Flexible Spending Accounts (FSA) and Health Savings Accounts (HSA) are two programs that allow the subscriber to spend pre-tax income on qualified health and wellness expenses. This allows a subscriber to save on federal taxes each year for the money used on health care expenses. However, the two programs are not interchangeable, and in the case of the HSA, you may not even qualify.
An FSA is offered by many employers and insurance carriers, which allows you to establish a deduction from your regular paycheck to be held for your spending account. The contributions are not taxed, meaning if you contribute the maximum of $2,650 per year to an FSA, you will save an estimated $795 in federal taxes. The funds are front-loaded at the beginning of the year, allowing you to utilize it over the calendar year, or all at once if a significant medical expense is incurred. Reimbursements are eligible for a wide variety of medical items, such as co-pays, prescription coverages, over-the-counter consumables (bandages, braces, sanitizers), thermometers, eyeglasses or contacts, dental work, blood pressure monitors, defibrillators, massage, and mileage costs to and from appointments. You can even use it to purchase exercise equipment under most plans, provided a physician signs a letter of medical necessity for the device.
Another benefit of FSAs is the option to establish a separate account for dependent care. This is used for childcare expenses such as daycare, camps, or professional nanny services. There is a limit that is determined by your filing status, which may change year to year. Typically, the limits are $2,500 for an individual and $5,000 for a family filing status. This is in addition to the medical expenses section of the account, meaning it is possible to pay for all medical and childcare expenses with pre-tax income, saving almost $2,000 of your hard-earned money per year.

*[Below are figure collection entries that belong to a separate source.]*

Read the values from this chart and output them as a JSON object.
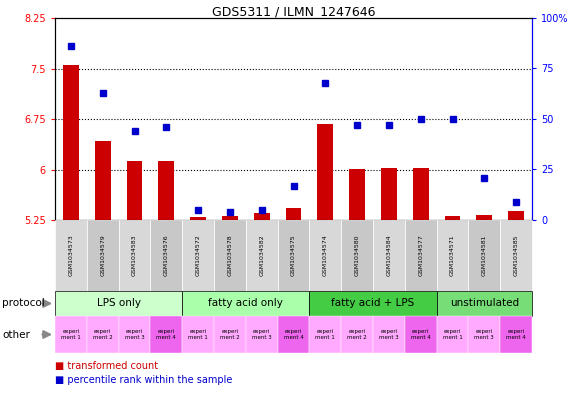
{
  "title": "GDS5311 / ILMN_1247646",
  "samples": [
    "GSM1034573",
    "GSM1034579",
    "GSM1034583",
    "GSM1034576",
    "GSM1034572",
    "GSM1034578",
    "GSM1034582",
    "GSM1034575",
    "GSM1034574",
    "GSM1034580",
    "GSM1034584",
    "GSM1034577",
    "GSM1034571",
    "GSM1034581",
    "GSM1034585"
  ],
  "bar_values": [
    7.55,
    6.42,
    6.12,
    6.13,
    5.3,
    5.31,
    5.36,
    5.43,
    6.67,
    6.01,
    6.02,
    6.02,
    5.31,
    5.33,
    5.38
  ],
  "dot_values": [
    86,
    63,
    44,
    46,
    5,
    4,
    5,
    17,
    68,
    47,
    47,
    50,
    50,
    21,
    9
  ],
  "bar_baseline": 5.25,
  "ylim_left": [
    5.25,
    8.25
  ],
  "ylim_right": [
    0,
    100
  ],
  "yticks_left": [
    5.25,
    6.0,
    6.75,
    7.5,
    8.25
  ],
  "yticks_right": [
    0,
    25,
    50,
    75,
    100
  ],
  "ytick_labels_left": [
    "5.25",
    "6",
    "6.75",
    "7.5",
    "8.25"
  ],
  "ytick_labels_right": [
    "0",
    "25",
    "50",
    "75",
    "100%"
  ],
  "hlines": [
    6.0,
    6.75,
    7.5
  ],
  "protocols": [
    {
      "label": "LPS only",
      "start": 0,
      "end": 4,
      "color": "#ccffcc"
    },
    {
      "label": "fatty acid only",
      "start": 4,
      "end": 8,
      "color": "#aaffaa"
    },
    {
      "label": "fatty acid + LPS",
      "start": 8,
      "end": 12,
      "color": "#44cc44"
    },
    {
      "label": "unstimulated",
      "start": 12,
      "end": 15,
      "color": "#77dd77"
    }
  ],
  "others": [
    {
      "label": "experi\nment 1",
      "idx": 0,
      "color": "#ffaaff"
    },
    {
      "label": "experi\nment 2",
      "idx": 1,
      "color": "#ffaaff"
    },
    {
      "label": "experi\nment 3",
      "idx": 2,
      "color": "#ffaaff"
    },
    {
      "label": "experi\nment 4",
      "idx": 3,
      "color": "#ee66ee"
    },
    {
      "label": "experi\nment 1",
      "idx": 4,
      "color": "#ffaaff"
    },
    {
      "label": "experi\nment 2",
      "idx": 5,
      "color": "#ffaaff"
    },
    {
      "label": "experi\nment 3",
      "idx": 6,
      "color": "#ffaaff"
    },
    {
      "label": "experi\nment 4",
      "idx": 7,
      "color": "#ee66ee"
    },
    {
      "label": "experi\nment 1",
      "idx": 8,
      "color": "#ffaaff"
    },
    {
      "label": "experi\nment 2",
      "idx": 9,
      "color": "#ffaaff"
    },
    {
      "label": "experi\nment 3",
      "idx": 10,
      "color": "#ffaaff"
    },
    {
      "label": "experi\nment 4",
      "idx": 11,
      "color": "#ee66ee"
    },
    {
      "label": "experi\nment 1",
      "idx": 12,
      "color": "#ffaaff"
    },
    {
      "label": "experi\nment 3",
      "idx": 13,
      "color": "#ffaaff"
    },
    {
      "label": "experi\nment 4",
      "idx": 14,
      "color": "#ee66ee"
    }
  ],
  "bar_color": "#cc0000",
  "dot_color": "#0000cc",
  "bg_color": "#ffffff",
  "sample_bg_even": "#d8d8d8",
  "sample_bg_odd": "#c8c8c8",
  "legend_red": "transformed count",
  "legend_blue": "percentile rank within the sample",
  "protocol_label": "protocol",
  "other_label": "other"
}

An HSA is basically a savings account. This means that the amount you save can vary, the funds do not expire or terminate, and your funds can gain interest. HSAs are only available to individuals or families who fall under the definition of a “high-deductible health plan,” which is defined by the IRS (for the tax year 2019) as an individual deductible of $1,350 for individuals or $2,700 for families. Like an FSA, the funds you save can be used to cover eligible medical expenses. The big difference between the HSA and the FSA is the ability to roll savings over into the following year. This allows the account to act more like a savings account than an expense account. There is no “use-it-or-lose-it” risk, and there’s a triple-tax benefit: The funds are contributed pre-tax, the account bears interest and gains without tax, and there is no tax on withdrawing the funds for medical expenses.
Additionally, anyone over the age of 65 can withdraw funds for any expense or reason without penalty. Still, costs that are not medical in nature will be subject to income taxation at this point. This makes an HSA another vehicle for retirement savings for those who qualify. Additionally, if an employer contributes to your HSA, it does not count toward your annual savings limit.
Although it is implausible that anyone would qualify for both an HSA and an FSA at the same time, having either as an option is a benefit that should be considered. With the FSA not allowing more than a $500 rollover, it is essential to estimate how much you’d spend on medical expenses in a given year in order to avoid losing the contributions altogether. Families or individuals with hefty costs may want to max out their contributions to allow the most savings. People with fewer expenses may want to consider starting off low until they determine how much they plan to spend during the year. The critical part to remember is there are so many things that can be purchased with these funds—it is challenging to not spend it all. From add-ons to your new eyeglasses, to the new TENS unit for workout recovery, and that beautiful first-aid kit you want to keep in your car, it’s all covered.
To get the best and most definitive answers in the most confusing legal jargon available, take a look at IRS Publication 969, which outlines the legal and financial aspects of each plan.